Il punto è proprio questo: la società in cui è cresciuto un ragazzo tesserato come giovane di serie laddove ne intraveda le potenzialità può, a partire dal compimento del 16 anno e fino all’ultimo mese prima della fine del tesseramento come giovane di serie (ossia il termine della stagione in cui avviene il compimento del 19 anno) fargli sottoscrivere un contratto da calciatore professionista, vincolandolo a sé per un periodo fino a 3 anni (se minorenne) ovvero fino a 5 (se ha raggiunto la maggiore età). Altrimenti al termine del periodo di tesseramento giovanile, quando cioè il ragazzo ha raggiunto il limite di età ovvero cessa il termine previsto nel contratto di tesseramento ovvero ancora quando la società abbia deciso di svincolarlo, il calciatore sarà libero di “ottenere il tesseramento da professionista” stipulando il primo contratto con una qualsiasi società delle Leghe Professionistiche, ai sensi dell’art. 114 NOIF. E’ evidente quindi che il vincolo come giovane di serie potrebbe portare la società ad utilizzarlo come un professionista facendolo giocare con la prima squadra, senza però riconoscergli alcuna remunerazione.
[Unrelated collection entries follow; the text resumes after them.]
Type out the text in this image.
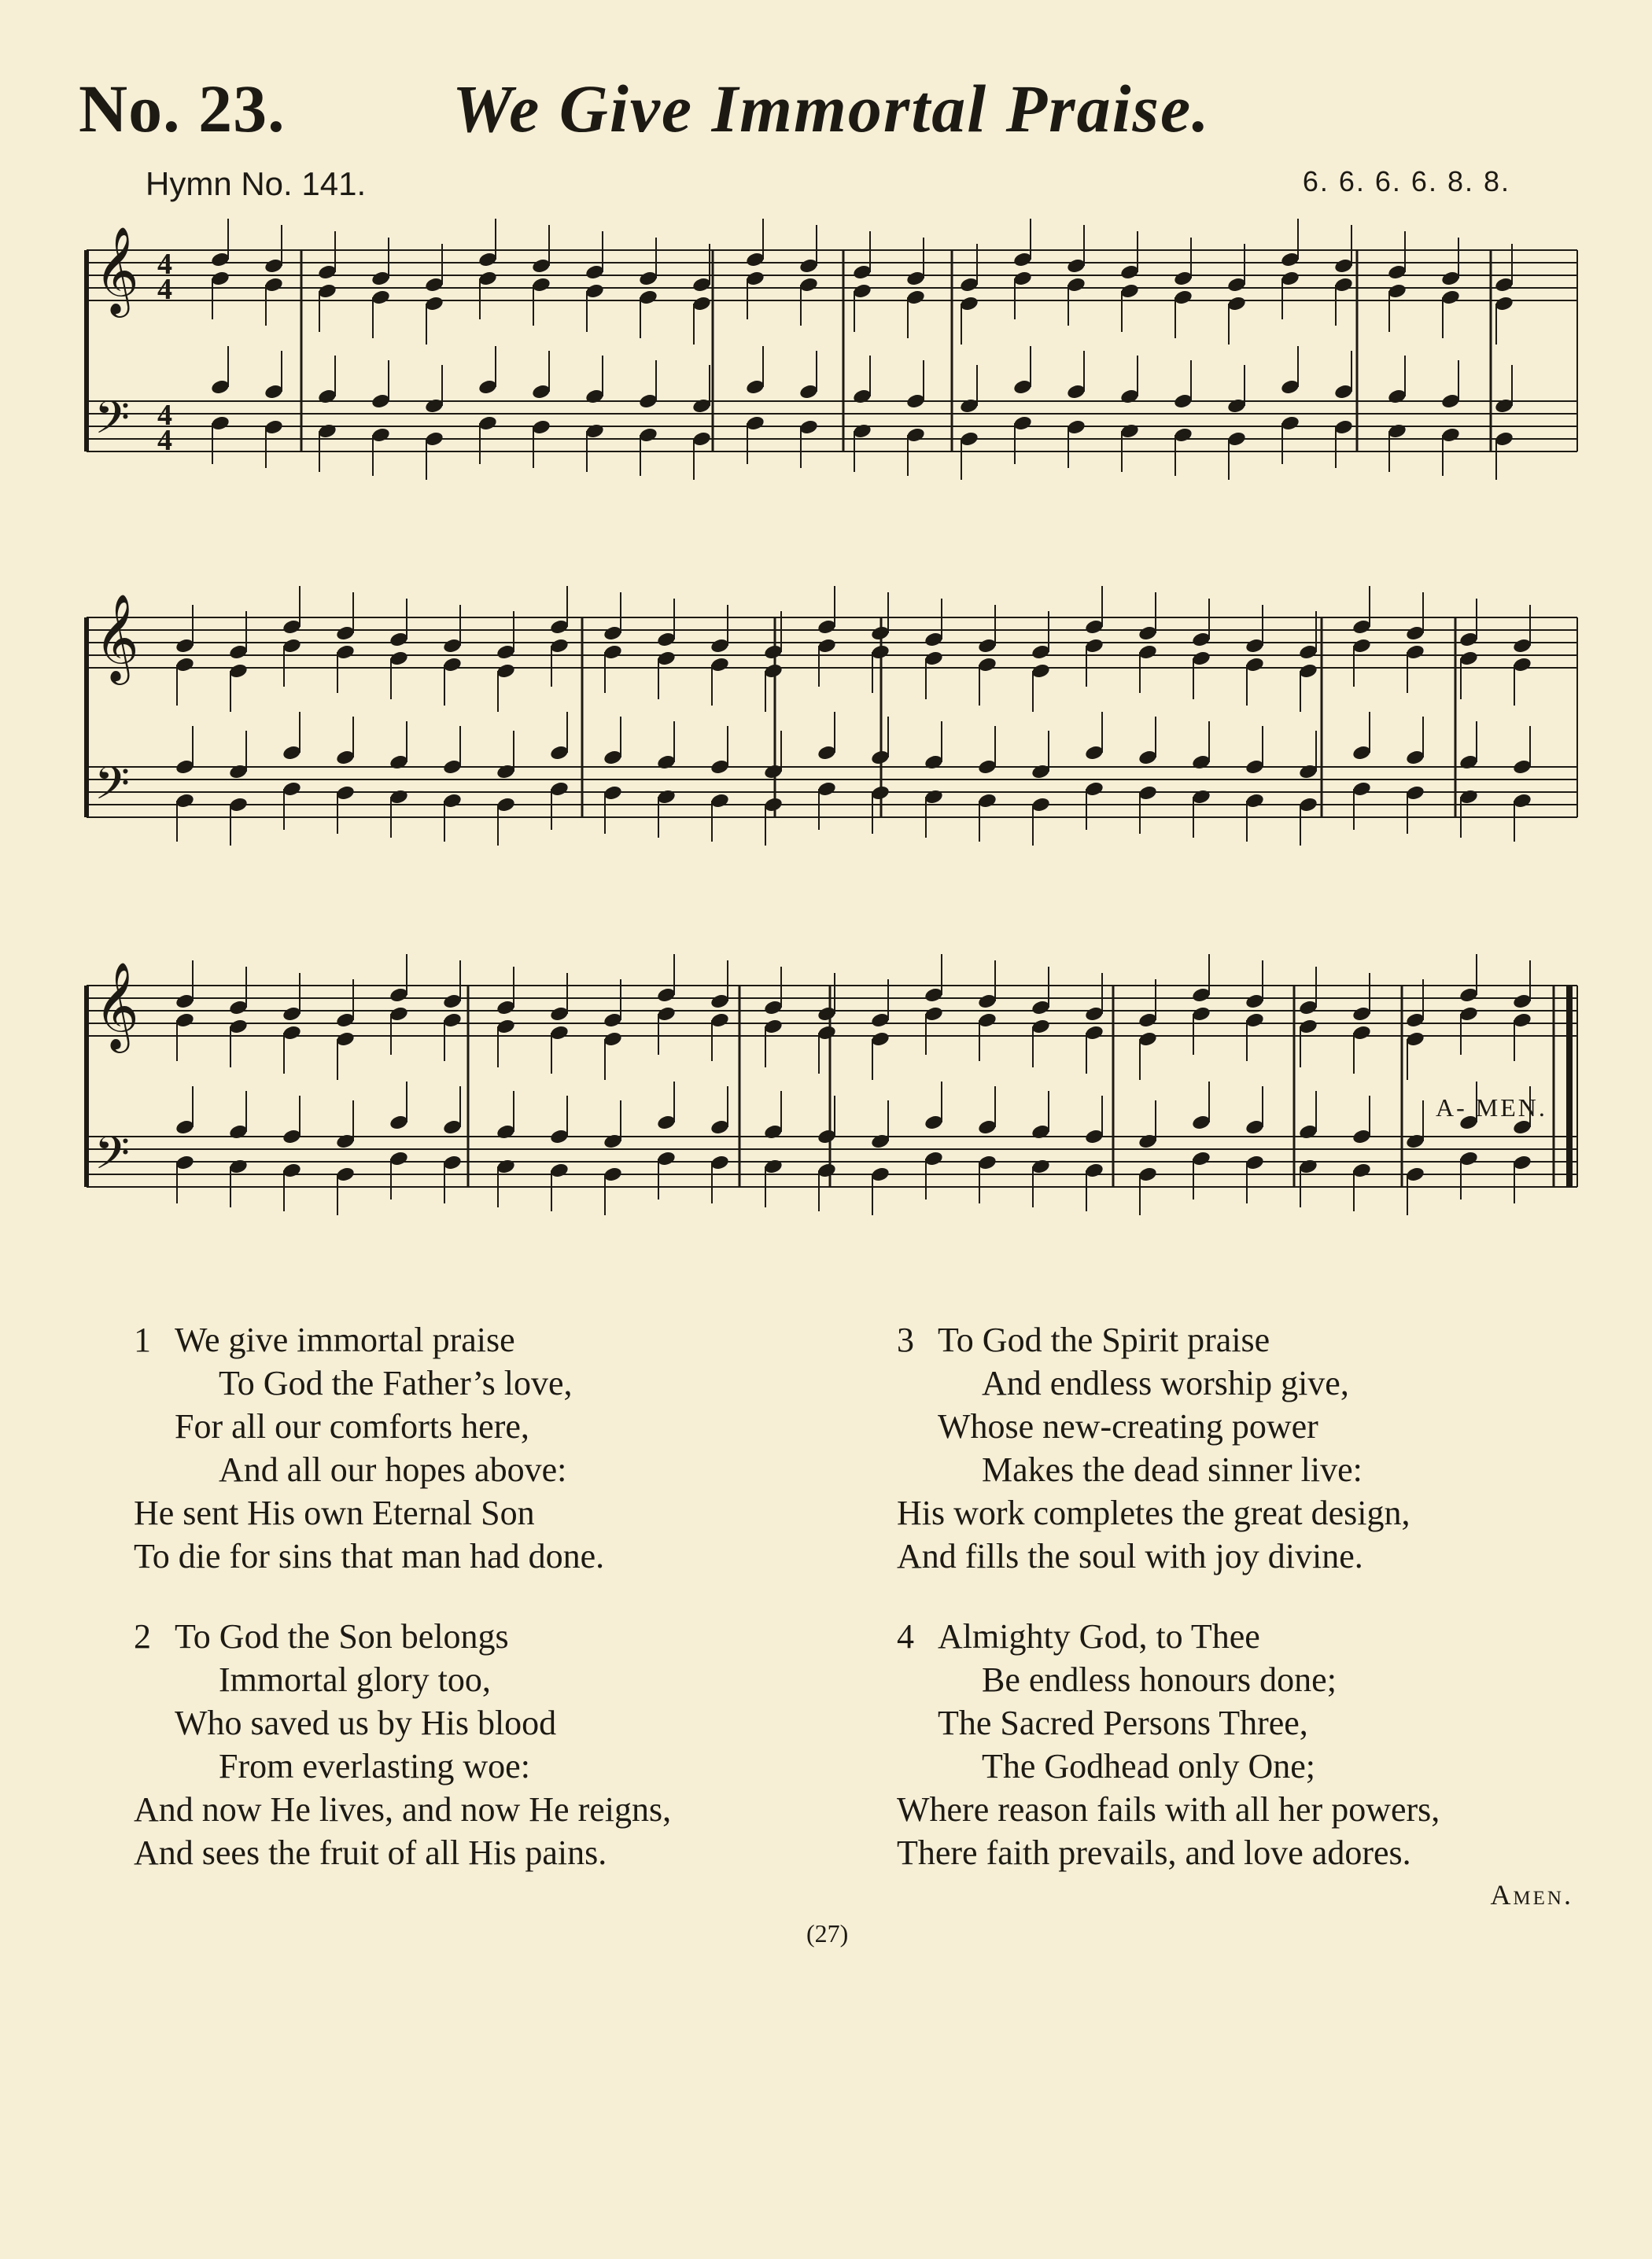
No. 23. We Give Immortal Praise.
Hymn No. 141.	6. 6. 6. 6. 8. 8.
𝄞
𝄢
4
4
4
4
𝄞
𝄢
𝄞
𝄢
A- MEN.
1 We give immortal praise
To God the Father’s love,
For all our comforts here,
And all our hopes above:
He sent His own Eternal Son
To die for sins that man had done.
2 To God the Son belongs
Immortal glory too,
Who saved us by His blood
From everlasting woe:
And now He lives, and now He reigns,
And sees the fruit of all His pains.
3 To God the Spirit praise
And endless worship give,
Whose new-creating power
Makes the dead sinner live:
His work completes the great design,
And fills the soul with joy divine.
4 Almighty God, to Thee
Be endless honours done;
The Sacred Persons Three,
The Godhead only One;
Where reason fails with all her powers,
There faith prevails, and love adores.
Amen.
(27)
Per evitare simili abusi, quando l’impiego in prima squadra è stato costante, il ragazzo ha il diritto, a prescindere dall’età (sempre però dopo il compimento dei 16 anni), di ottenere un contratto da professionista. In particolare, questo il diritto scatta dopo aver preso parte ad almeno dieci gare di campionato o di Coppa Italia, se in Serie A, ovvero di almeno dodici gare di campionato o di Coppa Italia, se in Serie B. La mancata stipula di tale contratto professionistico comporta anche in questo caso, la decadenza del tesseramento a favore della società, indipendentemente dall’età del calciatore, lasciandolo libero di stipulare un contratto professionistico con altri club.